Warsaw: Odesa Film Festival in Exile

Warsaw: Odesa Film Festival in Exile

The Russian aggression on Ukraine has also affected cultural life there. Film festivals are being held abroad. The oldest Ukrainian film festival "Molodist", which normally takes place in Kyiv, recently showed its national competition as part of the Filmfest Hamburg.

The Odesa Film Festival was a guest at the Prishtina Film Festival in September with a programme and last week with its Ukrainian competition at the international A-Festival in Warsaw.

BUTTERFLY VISION (HR/SE/CZ/UA 2022) won the award for best feature film. In his feature debut, Maxim Nakonechnyi describes the struggle of a woman who, as a war volunteer in eastern Ukraine, fell into the captivity of pro-Russian separatists and was tortured there, with her traumas.  The film will be screened at the upcoming FFC in the special "Women's Roles in Socialism and After".

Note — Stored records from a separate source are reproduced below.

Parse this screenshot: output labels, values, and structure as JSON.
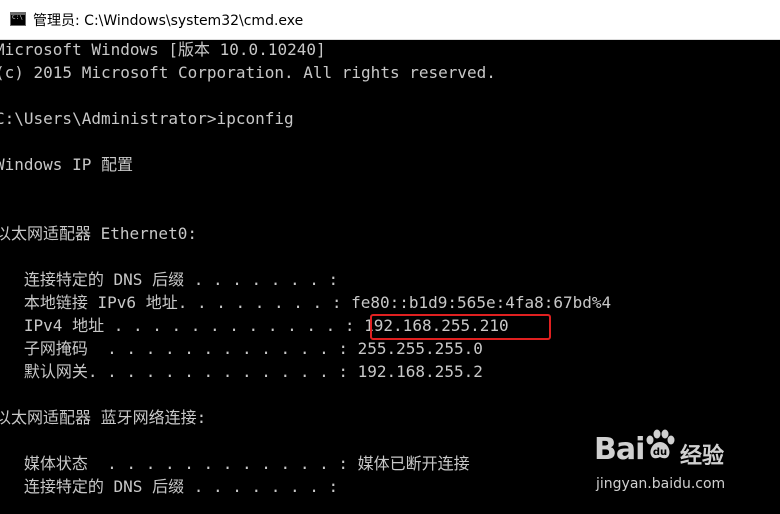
{
  "window": {
    "title": "管理员: C:\\Windows\\system32\\cmd.exe",
    "icon": "cmd-icon",
    "icon_text": "C:\\"
  },
  "console": {
    "lines": [
      "Microsoft Windows [版本 10.0.10240]",
      "(c) 2015 Microsoft Corporation. All rights reserved.",
      "",
      "C:\\Users\\Administrator>ipconfig",
      "",
      "Windows IP 配置",
      "",
      "",
      "以太网适配器 Ethernet0:",
      "",
      "   连接特定的 DNS 后缀 . . . . . . . :",
      "   本地链接 IPv6 地址. . . . . . . . : fe80::b1d9:565e:4fa8:67bd%4",
      "   IPv4 地址 . . . . . . . . . . . . : 192.168.255.210",
      "   子网掩码  . . . . . . . . . . . . : 255.255.255.0",
      "   默认网关. . . . . . . . . . . . . : 192.168.255.2",
      "",
      "以太网适配器 蓝牙网络连接:",
      "",
      "   媒体状态  . . . . . . . . . . . . : 媒体已断开连接",
      "   连接特定的 DNS 后缀 . . . . . . . :"
    ]
  },
  "highlight": {
    "label": "192.168.255.210",
    "color": "#e02020"
  },
  "watermark": {
    "logo": "Bai",
    "logo_suffix": "经验",
    "url": "jingyan.baidu.com"
  },
  "colors": {
    "console_bg": "#000000",
    "console_fg": "#c8c8c8",
    "titlebar_bg": "#ffffff"
  }
}
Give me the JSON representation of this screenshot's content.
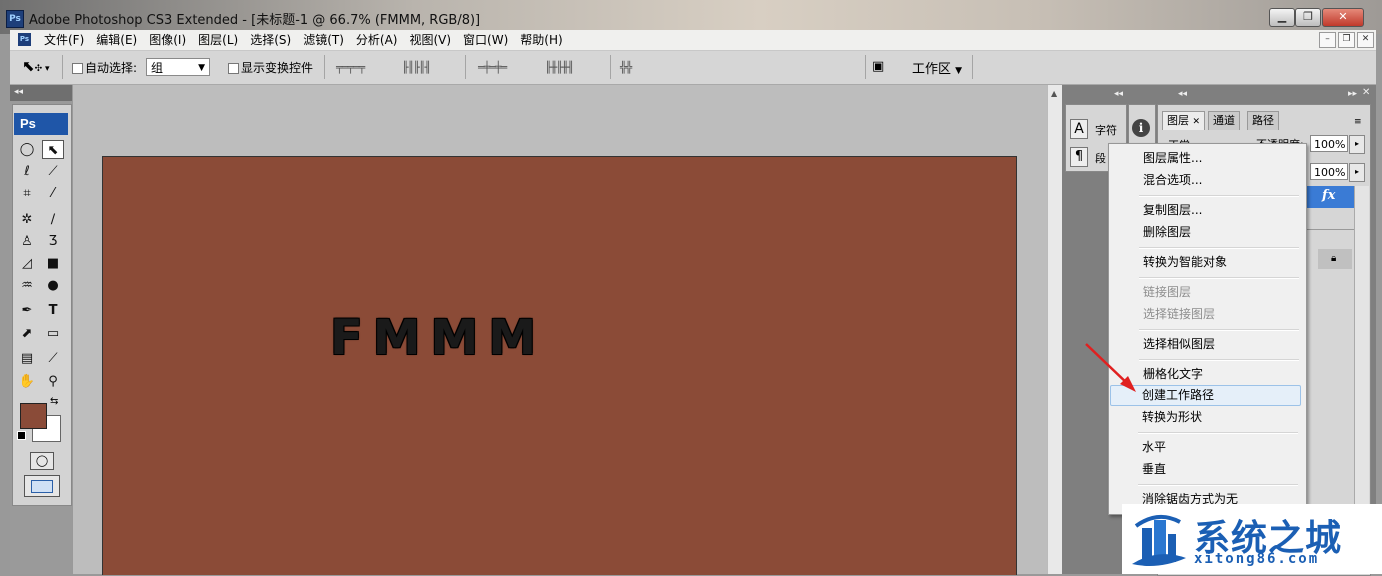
{
  "window": {
    "title": "Adobe Photoshop CS3 Extended - [未标题-1 @ 66.7% (FMMM, RGB/8)]",
    "icon_label": "Ps",
    "buttons": {
      "minimize": "▁",
      "restore": "❐",
      "close": "✕"
    }
  },
  "menubar": {
    "icon_label": "Ps",
    "items": [
      "文件(F)",
      "编辑(E)",
      "图像(I)",
      "图层(L)",
      "选择(S)",
      "滤镜(T)",
      "分析(A)",
      "视图(V)",
      "窗口(W)",
      "帮助(H)"
    ],
    "doc_buttons": {
      "minimize": "–",
      "restore": "❐",
      "close": "✕"
    }
  },
  "options": {
    "auto_select_label": "自动选择:",
    "auto_select_value": "组",
    "show_transform_label": "显示变换控件",
    "workspace_label": "工作区"
  },
  "toolbox": {
    "logo": "Ps",
    "tool_icons": [
      "marquee-icon",
      "move-icon",
      "lasso-icon",
      "magic-wand-icon",
      "crop-icon",
      "slice-icon",
      "healing-icon",
      "brush-icon",
      "stamp-icon",
      "history-brush-icon",
      "eraser-icon",
      "gradient-icon",
      "blur-icon",
      "dodge-icon",
      "pen-icon",
      "type-icon",
      "path-select-icon",
      "shape-icon",
      "notes-icon",
      "eyedropper-icon",
      "hand-icon",
      "zoom-icon"
    ],
    "foreground_color": "#8a4b38",
    "background_color": "#ffffff"
  },
  "canvas": {
    "text": "FMMM",
    "background": "#8b4b37"
  },
  "panels": {
    "character_label": "字符",
    "paragraph_label": "段",
    "tabs": [
      "图层",
      "通道",
      "路径"
    ],
    "blend_mode": "正常",
    "opacity_label": "不透明度:",
    "opacity_value": "100%",
    "fill_value": "100%",
    "fx_label": "fx"
  },
  "context_menu": {
    "items": [
      {
        "label": "图层属性...",
        "disabled": false
      },
      {
        "label": "混合选项...",
        "disabled": false
      },
      {
        "label": "复制图层...",
        "disabled": false
      },
      {
        "label": "删除图层",
        "disabled": false
      },
      {
        "label": "转换为智能对象",
        "disabled": false
      },
      {
        "label": "链接图层",
        "disabled": true
      },
      {
        "label": "选择链接图层",
        "disabled": true
      },
      {
        "label": "选择相似图层",
        "disabled": false
      },
      {
        "label": "栅格化文字",
        "disabled": false
      },
      {
        "label": "创建工作路径",
        "disabled": false,
        "highlighted": true
      },
      {
        "label": "转换为形状",
        "disabled": false
      },
      {
        "label": "水平",
        "disabled": false
      },
      {
        "label": "垂直",
        "disabled": false
      },
      {
        "label": "消除锯齿方式为无",
        "disabled": false
      }
    ]
  },
  "watermark": {
    "title": "系统之城",
    "url": "xitong86.com",
    "color": "#1b5fb4"
  },
  "annotation": {
    "arrow_color": "#e02020"
  }
}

Taras Tomenko's BONEY PILES (UA 2022), a powerful reflection on children in the war in the Donbas, won the documentary film competition.

Volodymyr Tykhy's ONE DAY IN UKRAINE (UA 2022), in which the director and twelve cameramen portray everyday life during the war in various places in Ukraine, marked by rocket attacks, fighting and the desperate search for a piece of normality, received an honourable mention in the documentary film competition of the Warsaw Film Festival. Those two films will be shown in Cottbus in the special "What's Left".